Hi again @avehtari. I needed to tidy up some bits of code before sharing but below is my model.
It’s a version of BKMR, which is an MCMC model written in R for flexibly modelling the effects of mixtures of exposures. The model includes an ARD component using inverse length scales to select the most important exposures (with selection currently imposed by a simple cauchy prior on r
). The model below works, but for the binomial output needs a large n to detect signal in simulated data. So, I was trying to tune the priors via prior predictive checks and concluded the priors as currently specified are not well thought out. In particular, as the (inverse) length scale priors go to zero, one would need a more tightly defined prior on lambda. So this set me to thinking about R2D2 or similar priors.
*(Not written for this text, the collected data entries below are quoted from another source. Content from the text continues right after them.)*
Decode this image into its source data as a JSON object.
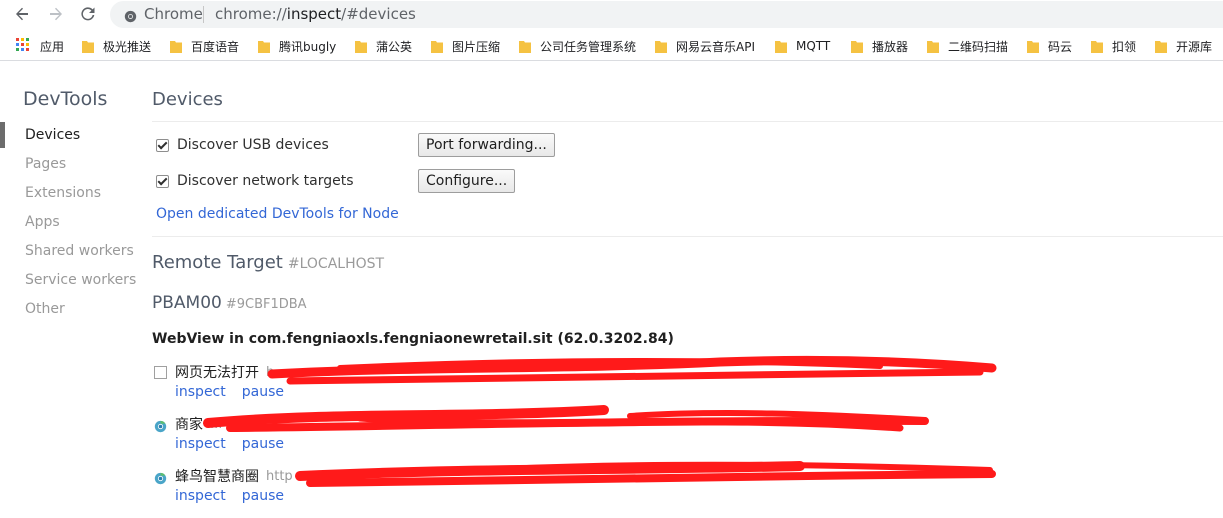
{
  "browser": {
    "omnibox_label": "Chrome",
    "url_prefix": "chrome://",
    "url_host": "inspect",
    "url_path": "/#devices"
  },
  "bookmarks": [
    {
      "label": "应用",
      "icon": "apps-grid-icon"
    },
    {
      "label": "极光推送",
      "icon": "folder-icon"
    },
    {
      "label": "百度语音",
      "icon": "folder-icon"
    },
    {
      "label": "腾讯bugly",
      "icon": "folder-icon"
    },
    {
      "label": "蒲公英",
      "icon": "folder-icon"
    },
    {
      "label": "图片压缩",
      "icon": "folder-icon"
    },
    {
      "label": "公司任务管理系统",
      "icon": "folder-icon"
    },
    {
      "label": "网易云音乐API",
      "icon": "folder-icon"
    },
    {
      "label": "MQTT",
      "icon": "folder-icon"
    },
    {
      "label": "播放器",
      "icon": "folder-icon"
    },
    {
      "label": "二维码扫描",
      "icon": "folder-icon"
    },
    {
      "label": "码云",
      "icon": "folder-icon"
    },
    {
      "label": "扣领",
      "icon": "folder-icon"
    },
    {
      "label": "开源库",
      "icon": "folder-icon"
    }
  ],
  "sidebar": {
    "title": "DevTools",
    "items": [
      {
        "label": "Devices",
        "active": true
      },
      {
        "label": "Pages"
      },
      {
        "label": "Extensions"
      },
      {
        "label": "Apps"
      },
      {
        "label": "Shared workers"
      },
      {
        "label": "Service workers"
      },
      {
        "label": "Other"
      }
    ]
  },
  "main": {
    "title": "Devices",
    "discover_usb": {
      "label": "Discover USB devices",
      "checked": true
    },
    "discover_network": {
      "label": "Discover network targets",
      "checked": true
    },
    "port_forwarding_button": "Port forwarding...",
    "configure_button": "Configure...",
    "open_node_link": "Open dedicated DevTools for Node",
    "remote_target": {
      "title": "Remote Target",
      "tag": "#LOCALHOST"
    },
    "device": {
      "name": "PBAM00",
      "serial": "#9CBF1DBA"
    },
    "webview_title": "WebView in com.fengniaoxls.fengniaonewretail.sit (62.0.3202.84)",
    "targets": [
      {
        "name": "网页无法打开",
        "url": "h...",
        "icon": "blank-page-icon",
        "inspect": "inspect",
        "pause": "pause"
      },
      {
        "name": "商家",
        "url": "...",
        "icon": "chrome-favicon-icon",
        "inspect": "inspect",
        "pause": "pause"
      },
      {
        "name": "蜂鸟智慧商圈",
        "url": "http",
        "icon": "chrome-favicon-icon",
        "inspect": "inspect",
        "pause": "pause"
      }
    ]
  },
  "colors": {
    "link": "#3367d6",
    "heading": "#505a69",
    "redaction": "#ff1a1a"
  }
}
However, I don’t know how to set R2D2 on a model like this with a binomial outcome and a mix of linear regression and a GP, and also whether lambda should be included in the R2D2 scales or not (it is not included in the R2D2 scales in the brms R2D2 implementation for GP’s, but I don’t know why).
functions {
// Calculate distance/covariance matrix for exposures - checked vs bkmr code- matches
matrix cov_Kzr(matrix Z, vector r) {
// Define variables
int n_obs = dims(Z)[1];
int n_exp = dims(Z)[2];
matrix[n_obs, n_exp] Zr = Z .* rep_matrix(sqrt(r'), n_obs);
matrix[n_obs, n_obs] K = rep_matrix(0.0, n_obs, n_obs);
// calculate K
for (i in 1:n_obs){
for (j in 1:n_obs){
if (i < j){
for (k in 1:n_exp){
K[i, j] += square( Zr[i, k] - Zr[j, k] );
}
K[j, i] = K[i, j];
}
}
}
return K;
}
}
data {
int n_obs;
int n_exp;
int n_cov;
array[n_obs] int y;
matrix[n_obs, n_exp] Z;
matrix[n_obs, n_cov] X;
int prior_only;
}
transformed data {
matrix[n_obs, n_cov] Xc; // centered version of X without an intercept
vector[n_cov] means_X; // column means of X before centering
for (i in 1:n_cov) {
means_X[i] = mean(X[, i]);
Xc[, i] = X[, i] - means_X[i];
}
}
parameters {
real<lower=0.0> sigma;
real<lower=0.0> lambda;
vector[n_cov] beta;
real Intcpt;
// Vector of r values for each exposure
vector<lower=0.0>[n_exp] r;
vector[n_obs] H;
}
model {
// local params
matrix[n_obs, n_obs] V;
V = add_diag( lambda * exp(-cov_Kzr(Z, r)) , 1.0 ) ; // add_diag( , 1.0) as per bkmr code
// Priors
sigma ~ inv_gamma(0.001, 0.001);
lambda ~ inv_gamma(1, 1);
r ~ cauchy(0, 0.1);
beta ~ normal(0, 0.5);
Intcpt ~ normal(0, 0.5);
// Likelihood
if (!prior_only) {
H ~ multi_normal_cholesky(rep_vector(0, n_obs), sigma * cholesky_decompose(V));
y ~ bernoulli_logit(Intcpt + Xc * beta + H);
}
}
Any suggestions/insights you might have would be appreciated. Thank you!